GST Council meeting has now been deferred to the first week of October due to sharp disagreement between the States and the Centre

  • REVENUE SHORTFALL : The result of the unprecedented revenue shortfall faced by them.
  • FISCAL DEFICIT : By July-end, the Centre’s fiscal deficit had reached ₹8.2-lakh crore.
  • STATS : The fiscal deficit is 103% of the full year’s target and 15.23% of the lower GDP.
  • STATES POCKETS : The States face a similar grim  situation.



  • PROMISING NOTES : The Centre had brought the States on board GST by promising higher revenue collection.
  • SCEPTICAL VIEW : Producing States such as Gujarat in dilemma  because GST (last point tax) which is collected proportionately more in consuming States such as Bihar.
  • GROWTH BOND : States were lured by the promise of 14% annual growth in GST revenue over the base year of 2015-16.
  • INSUFFICIENCY : Any shortfall from this (for five years) was to be compensated by levying a cess on luxury and sin goods.

States have been reminding the Centre of this promise of compensation for five years.

  • THE DAY : Because of the slowdown in the economy and a shortfall in revenues, the transfer to States was finally made by July 2020.
  • RETAINED TRANSFER : The transfers due since April 2020 have been withheld.


In the last GST Council meeting held on August 27, the Centre gave the States two options.

  • FIRST OPTION :  They could borrow ₹97,000 crore (the shortfall in the GST revenue compensation) from the Reserve Bank of India (RBI) under a special window at a low rate of interest.
  • SECOND OPTION : Borrow ₹2.35-lakh crore (the total compensation shortfall) from the market with the RBI facilitating it.
  • REIMBURSEMENT : The burden of repayment would be borne by the future collections from the compensation cess.
  • DEBT REPAYMENT : It was proposed that this cess which was to end in June 2022 could be extended to facilitate the repayment of the debt.

Clearly, the States are left on their own .

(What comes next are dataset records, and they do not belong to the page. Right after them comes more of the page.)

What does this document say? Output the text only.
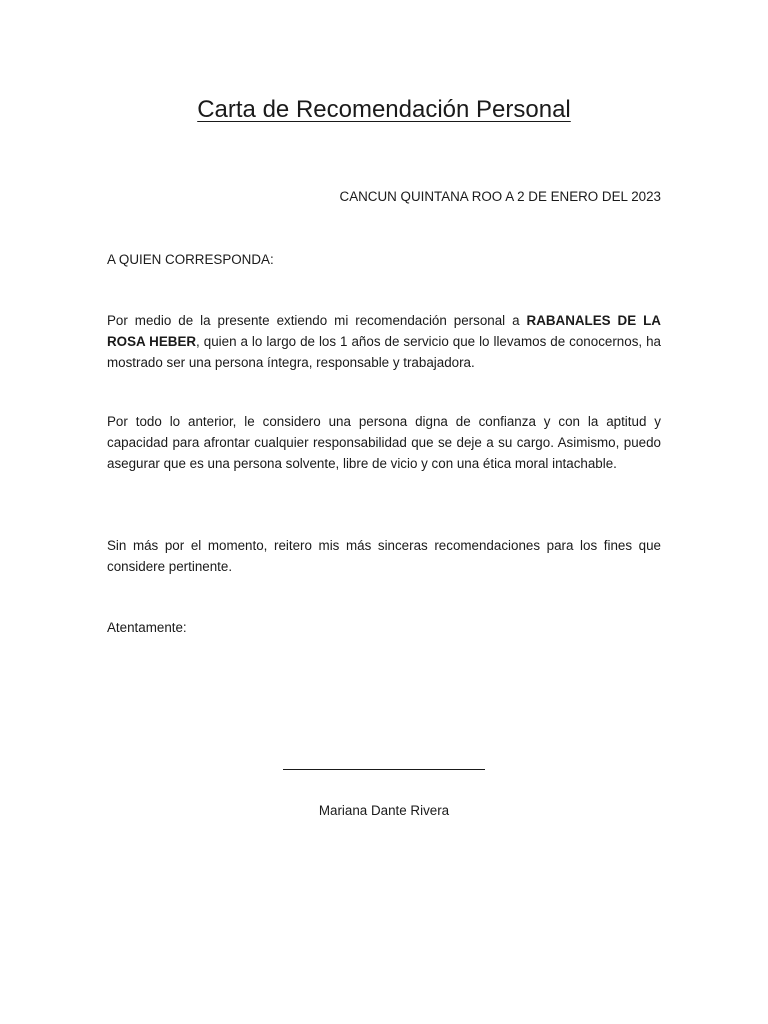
Carta de Recomendación Personal
CANCUN QUINTANA ROO A 2 DE ENERO DEL 2023
A QUIEN CORRESPONDA:
Por medio de la presente extiendo mi recomendación personal a RABANALES DE LA ROSA HEBER, quien a lo largo de los 1 años de servicio que lo llevamos de conocernos, ha mostrado ser una persona íntegra, responsable y trabajadora.
Por todo lo anterior, le considero una persona digna de confianza y con la aptitud y capacidad para afrontar cualquier responsabilidad que se deje a su cargo. Asimismo, puedo asegurar que es una persona solvente, libre de vicio y con una ética moral intachable.
Sin más por el momento, reitero mis más sinceras recomendaciones para los fines que considere pertinente.
Atentamente:
Mariana Dante Rivera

  • ANNUAL BUDGET GROWTH : The Union Budget presented on February 1, 2020 assumed a nominal growth of 10%.
  • CONTRACTION : Economy is still at around 60% of last year’s level, very optimistically it is likely to contract for the year 2020-21 by at least 10%.
  • SHORTFALL : So, optimistically, budgetary calculations will be off by at least 20%.Revenue will fall by much more than 20%.
  • E-COMMERCE AND MSME : Some sectors such as fast-moving consumer goods, or FMCG, and e-commerce will do well.
  • CORPORATES : Companies in sectors such as airlines, hotels and consumer durables will show losses and, therefore, pay little tax.
  • URBAN DEVELOPMENT : Corporation tax collection will fall sharply — much more than 20% compared to the budget estimate.

Income tax collection will fall since a large number of workers have lost employment and/or have faced salary cuts.

  • TAX TO GDP RATIO : The direct tax/GDP per cent may be expected to fall from 5.5% last year to less than 4% this fiscal.
  • STATES DEFICIT : The States’ share of all taxes collected by the Centre is 42%, so they will lose ₹2-lakh crore.


  • SCANTY COLLECTION : GST collection will also be short by much more than 20%.
  • MANUFACTURING SECTOR : The production of luxury and sin goods has been severely impacted and they pay the high rate of tax — 18%, 28% and cess on top.
  • DECLINING IMPORTS : Due to a drastic fall in imports, the Integrated Goods and Services Tax (IGST) and customs duties will also decline.

The extra tax collected on petroleum products will help counter the decline to an extent.

  • INDIRECT TAX TO GDP : Consequently, the indirect tax/GDP ratio can be expected to fall from 10.5% to 8% resulting in a drop of ₹7 lakh crore.

      IASbhai Windup: 

  • ESTIMATED SHORTFALL : The States’ GST shortfall would be about ₹2.1-lakh crore. On top of this, they will lose 42% of the shortfall in the Centre’s collection — so another ₹88,000 crore.
  • TAX COLLECTION 2021 : If the economy declines by only 10%, the total tax collection will be down by about ₹12-lakh crore in 2020-21.

It is predicted that the economy will be down by much more than 10% used in the calculations above, the revenue shortfall is likely to be far greater.

  • MASSIVE BORROWING : This points to the dire position of the Centre (and the States) and the inevitability of a large borrowing programme.

Only the Centre is in a position to do such massive borrowing.